Wheaton River Minerals (TSE) has raised almost $5 million in a private placement, which it will apply to exploration and development at its Golden Bear and Ketza River projects in British Columbia.
Wheaton will spend $1.6 million on a drill program in the vicinity of the Kodiak A and Ursa deposits at Golden Bear. The deposits are the subject of a mine feasibility study, which will likely be released before the second quarter.
The drilling will focus on more than 10 coincident soil geochemical and geophysical targets within the same carbonate complex that hosts the Kodiak A and Ursa deposits.
Wheaton plans to upgrade the Kodiak B and ELGS deposits, so they can be incorporated into the long-term mining plan.
Meanwhile, Wheaton will spend $1.4 million to delineate three deposits found on its Ketza River project. The Fork, McGiver and B-Mag deposits were discovered late last year. The program will aim to delineate sufficient reserves to restart the 400-tonne-per-day mill.

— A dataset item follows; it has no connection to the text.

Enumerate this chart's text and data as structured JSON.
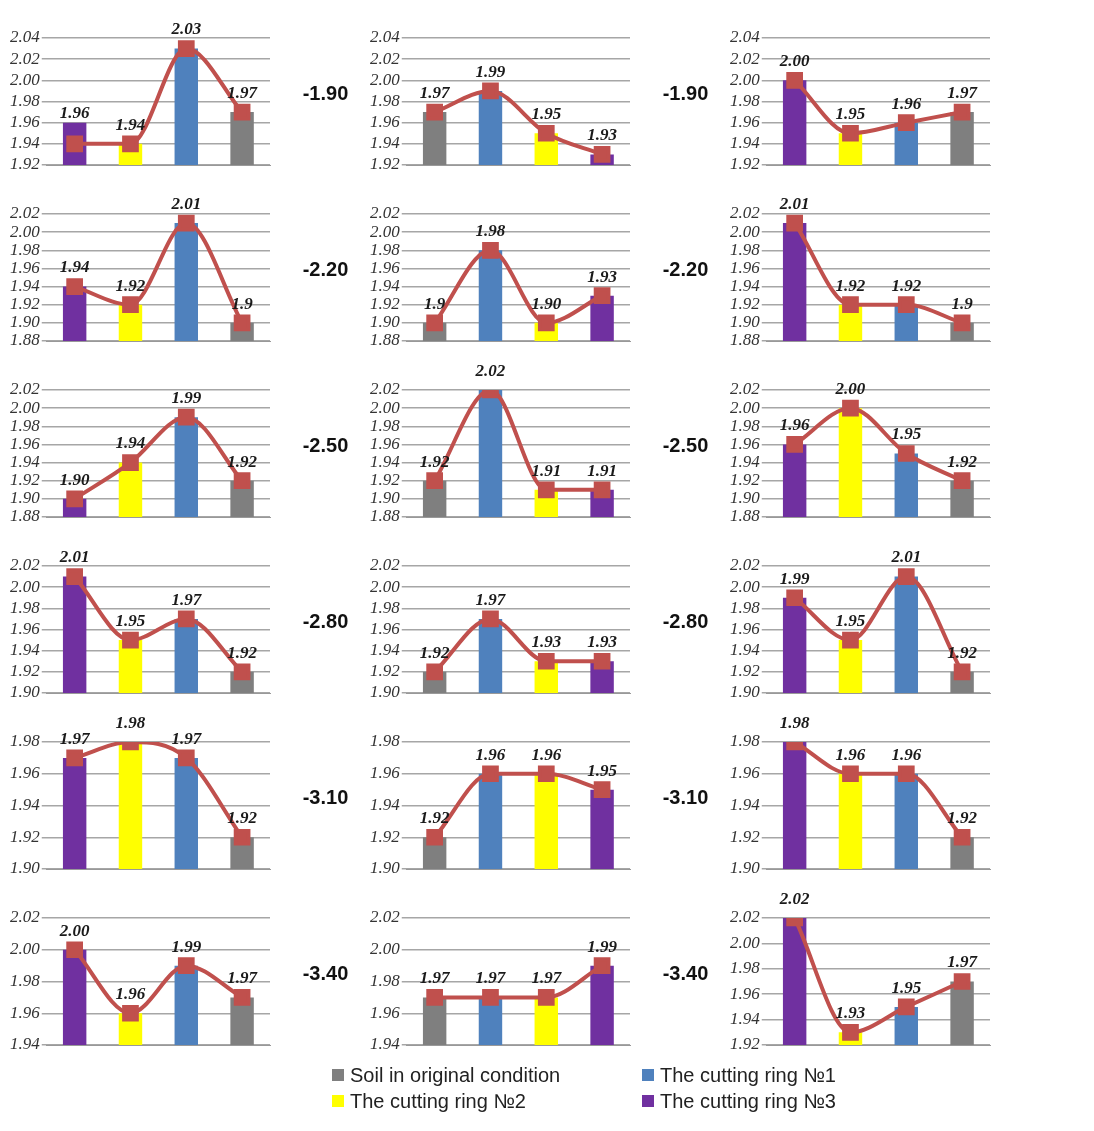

Drilling will also be completed at Drew Creek to bring that deposit to the minable reserve status.
A separate program will explore the 1-by-1-km soil geochemical anomaly known as the Shamrock zone, which averages 1.1 grams per tonne on surface. Wheaton is exploring the Shamrock in the hope of outlining a bulk-tonnage deposit exhibiting sediment-hosted, Carlin-style mineralization. Drilling in 1987 intersected a 105-metre interval that averaged 3.7 grams.